Молодой князь Петр Бармин и Максим Селищев сидели в бистро на берегу залива. За время своей работы на винодельне мсье Доманжа Максим успел привязаться к Бармину. Маленький, тщедушный, с вьющимися белокурыми волосами и нежным румянцем на щеках, он казался значительно моложе своих лет и, хотя ему пошел двадцать второй год, был похож на скромного, застенчивого подростка.

В этот утренний час в бистро никого не было. Сонная хозяйка с удивлением посмотрела на ранних посетителей, поставила перед ними кувшин вина, кусок сыра и продолговатое блюдо с устрицами.

— Прошу вас, господа, — сказала она, оправляя крашеные волосы и сдерживая зевоту, — устрицы самые свежие, их на рассвете доставляют мне местные рыбаки…

— Что-то долго нет наших, — сказал Бармин и посмотрел на часы, — к девяти они должны были подъехать.

— Не волнуйся, подъедут, — успокоил его Максим.

Уже пятые сутки они бродили в сосновых лесах на побережье Бискайского залива, посещали одинокие домики лесников, ночевали в палатках среди песчаных дюн, ездили с рыбаками на моторных ботах ловить омаров. В этом путешествии принимали участие девятнадцатилетняя Катя, сестра Бармина, ее подруга Габриэль, хорошенькая девчонка, дочь богатого виноградаря Гишара, тайно влюбленная в Петра; были с ними и Гурий Крайнов и молодой коммерсант из Бордо Альбер Дельвилль, веселый холостяк, имеющий виды на Катю.

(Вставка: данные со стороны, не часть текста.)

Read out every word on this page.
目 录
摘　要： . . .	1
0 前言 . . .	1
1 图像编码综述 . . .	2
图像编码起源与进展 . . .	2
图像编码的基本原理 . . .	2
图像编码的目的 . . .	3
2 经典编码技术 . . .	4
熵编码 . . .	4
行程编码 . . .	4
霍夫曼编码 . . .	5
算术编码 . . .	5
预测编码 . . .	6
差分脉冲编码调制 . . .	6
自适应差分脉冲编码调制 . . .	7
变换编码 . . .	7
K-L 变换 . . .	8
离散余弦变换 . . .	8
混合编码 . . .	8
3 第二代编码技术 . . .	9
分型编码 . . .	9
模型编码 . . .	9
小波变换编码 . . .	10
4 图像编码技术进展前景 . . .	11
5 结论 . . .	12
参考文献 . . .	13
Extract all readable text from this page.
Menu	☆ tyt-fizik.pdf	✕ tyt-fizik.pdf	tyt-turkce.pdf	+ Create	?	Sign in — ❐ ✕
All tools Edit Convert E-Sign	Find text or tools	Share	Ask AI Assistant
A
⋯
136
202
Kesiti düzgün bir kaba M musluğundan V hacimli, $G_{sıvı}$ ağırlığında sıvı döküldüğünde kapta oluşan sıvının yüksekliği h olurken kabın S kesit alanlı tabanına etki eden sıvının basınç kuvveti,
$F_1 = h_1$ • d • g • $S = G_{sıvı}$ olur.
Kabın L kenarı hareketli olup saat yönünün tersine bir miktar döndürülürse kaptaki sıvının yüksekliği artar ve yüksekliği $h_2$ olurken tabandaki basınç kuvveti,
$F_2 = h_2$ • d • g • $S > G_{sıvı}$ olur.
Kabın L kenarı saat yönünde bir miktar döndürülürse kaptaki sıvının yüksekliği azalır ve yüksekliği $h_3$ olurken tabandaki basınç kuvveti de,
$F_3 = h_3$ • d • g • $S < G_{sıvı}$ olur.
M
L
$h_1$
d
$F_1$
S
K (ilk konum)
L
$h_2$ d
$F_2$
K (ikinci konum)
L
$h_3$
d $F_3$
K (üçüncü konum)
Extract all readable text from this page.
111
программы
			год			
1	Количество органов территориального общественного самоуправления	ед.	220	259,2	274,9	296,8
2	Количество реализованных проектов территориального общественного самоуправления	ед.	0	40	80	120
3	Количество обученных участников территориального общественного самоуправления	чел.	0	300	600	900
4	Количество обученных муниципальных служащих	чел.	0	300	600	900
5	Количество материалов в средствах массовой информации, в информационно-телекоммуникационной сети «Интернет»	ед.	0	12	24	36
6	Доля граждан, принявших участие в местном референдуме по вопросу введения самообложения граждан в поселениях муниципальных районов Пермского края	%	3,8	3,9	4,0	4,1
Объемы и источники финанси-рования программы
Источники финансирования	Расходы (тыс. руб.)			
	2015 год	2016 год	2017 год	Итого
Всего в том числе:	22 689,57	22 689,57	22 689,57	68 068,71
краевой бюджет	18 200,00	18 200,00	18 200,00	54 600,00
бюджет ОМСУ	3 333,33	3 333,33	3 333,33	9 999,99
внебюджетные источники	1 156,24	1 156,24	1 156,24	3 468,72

Два дня назад Дельвилль усадил в свой шестиместный «рено» обеих девушек, Крайнова и укатил с ними в Байонну, а оттуда — к перевалу Сомпорт, чтобы показать своим спутницам северные склоны Пиренеев, полюбоваться горными реками и посетить хижины пастухов…

— Не нравится мне, что Дельвилль так настойчиво обхаживает сестру, — сказал Бармин, попивая кисловатое прохладное вино. — Если Катя выйдет за него замуж, она никогда не вернется в Россию.

— А что ж ей делать? — резонно заметил Максим. — Девушке девятнадцать лет, надо ей как-то устраивать свою судьбу.

Они помолчали. За распахнутыми окнами бистро тускло светилась гладь залива. По заливу скользили черные рыбацкие лодки. День был теплый, влажный и пасмурный, обычный зимний день на побережье Атлантики. Моросил едва заметный дождь, такой мелкий, что он казался влагой, оседающей на земле и на темно-зеленых иглах высоких сосен.

Петр Бармин задумчиво посмотрел в окно.

— Сейчас там, у нас дома, в России, лежат снега, — сказал он, — под стрехами крыш блестят ледяные сосульки… мальчишки катаются на салазках… одетые в полушубки и в валенки женщины носят воду на коромыслах…

— А на Дону темнеют проруби, — сказал Максим, — казаки наши ставят в них вентери… В такую пору хорошо ловятся рыбец, селява, таранка… И по всем станицам свадьбы шумят…

Хозяйка бистро, которая успела ловко подкрасить губы, не без интереса прислушивалась к грустному разговору двух ранних посетителей, так непохожих один на другого, и, хотя не понимала русского языка, безошибочно заключила: «Эмигранты, конечно. Тот высокий брюнет с седыми висками, по всему видно, офицер, а мальчик-блондин, должно быть, его родственник».

Глянув на хозяйку, Максим сказал, понизив голос:

— Знаешь, Петя, мне не очень хотелось бы говорить об этом, но и промолчать нельзя. Понимаешь, мне кажется, что тебе надо быть подальше от Крайнова.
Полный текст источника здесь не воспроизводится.